ABSTRACT

Biomimetic materials portray biomimesis, which is derived from the ancient Greek bios, meaning “life,” and mimesis, meaning “imitation.” This field studies the constituents of biological tissues and aims to replicate their form and function. Biomimetic materials are used in regenerative medicine to limit the host response, to promote migration of host cells leading to regeneration, and to support cells as tissue engineering scaffolds. They imitate their biological counterparts in a number of aspects, with structural and mechanical properties being among the most important. They aim to reproduce the extracellular matrix (ECM), which is a complex network of proteins and polysaccharides that gives tissue its structure, supports cell signaling, and influences the presentation of biochemical cues that are vital for tissue morphogenesis. The ECM of each tissue type has a specific chemical composition to support interactions with cells.

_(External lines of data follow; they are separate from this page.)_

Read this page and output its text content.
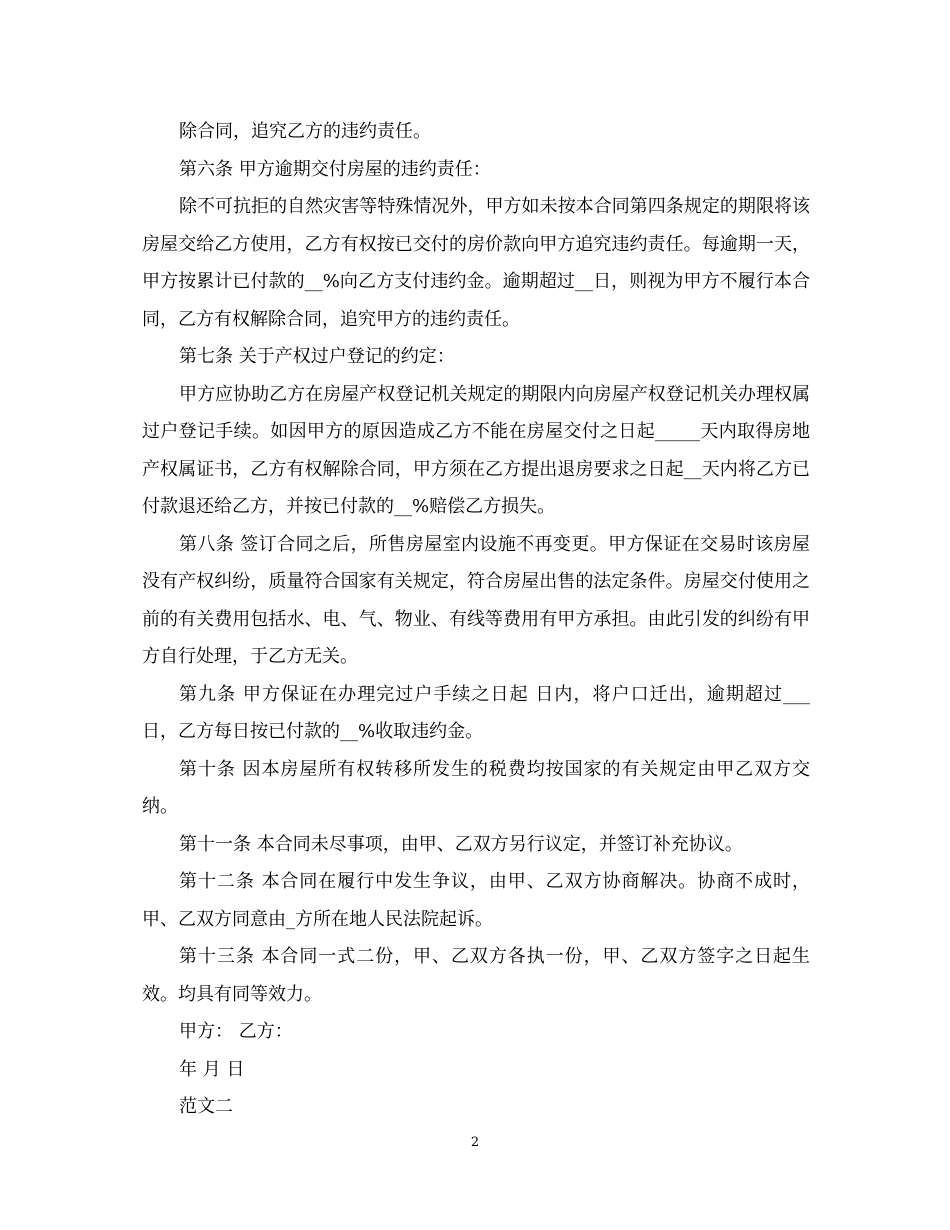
除合同，追究乙方的违约责任。

第六条 甲方逾期交付房屋的违约责任：

除不可抗拒的自然灾害等特殊情况外，甲方如未按本合同第四条规定的期限将该房屋交给乙方使用，乙方有权按已交付的房价款向甲方追究违约责任。每逾期一天，甲方按累计已付款的__%向乙方支付违约金。逾期超过__日，则视为甲方不履行本合同，乙方有权解除合同，追究甲方的违约责任。

第七条 关于产权过户登记的约定：

甲方应协助乙方在房屋产权登记机关规定的期限内向房屋产权登记机关办理权属过户登记手续。如因甲方的原因造成乙方不能在房屋交付之日起_____天内取得房地产权属证书，乙方有权解除合同，甲方须在乙方提出退房要求之日起__天内将乙方已付款退还给乙方，并按已付款的__%赔偿乙方损失。

第八条 签订合同之后，所售房屋室内设施不再变更。甲方保证在交易时该房屋没有产权纠纷，质量符合国家有关规定，符合房屋出售的法定条件。房屋交付使用之前的有关费用包括水、电、气、物业、有线等费用有甲方承担。由此引发的纠纷有甲方自行处理，于乙方无关。

第九条 甲方保证在办理完过户手续之日起 日内，将户口迁出，逾期超过___日，乙方每日按已付款的__%收取违约金。

第十条 因本房屋所有权转移所发生的税费均按国家的有关规定由甲乙双方交纳。

第十一条 本合同未尽事项，由甲、乙双方另行议定，并签订补充协议。

第十二条 本合同在履行中发生争议，由甲、乙双方协商解决。协商不成时，甲、乙双方同意由_方所在地人民法院起诉。

第十三条 本合同一式二份，甲、乙双方各执一份，甲、乙双方签字之日起生效。均具有同等效力。

甲方： 乙方：

年 月 日

范文二

2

Materials targeting cell-surface receptors are particularly interesting as receptor-ligand interactions have a great impact on the cellular response to biomimetic materials and their eventual integration. The spatial arrangement and orientation of ligands has a major effect on receptor-ligand interactions and their downstream signaling, and this has led to the development of more complex methods of attaching bioactive molecules to impart specific nanoscale patterns. The development of biomimetic materials is a growing area of research, and understanding of the mechanisms involved in successfully imitating biological entities is evolving. This entry focuses on materials mimicking the structure and mechanical properties, transport, biochemical modifications, and topography of the ECM and their applications.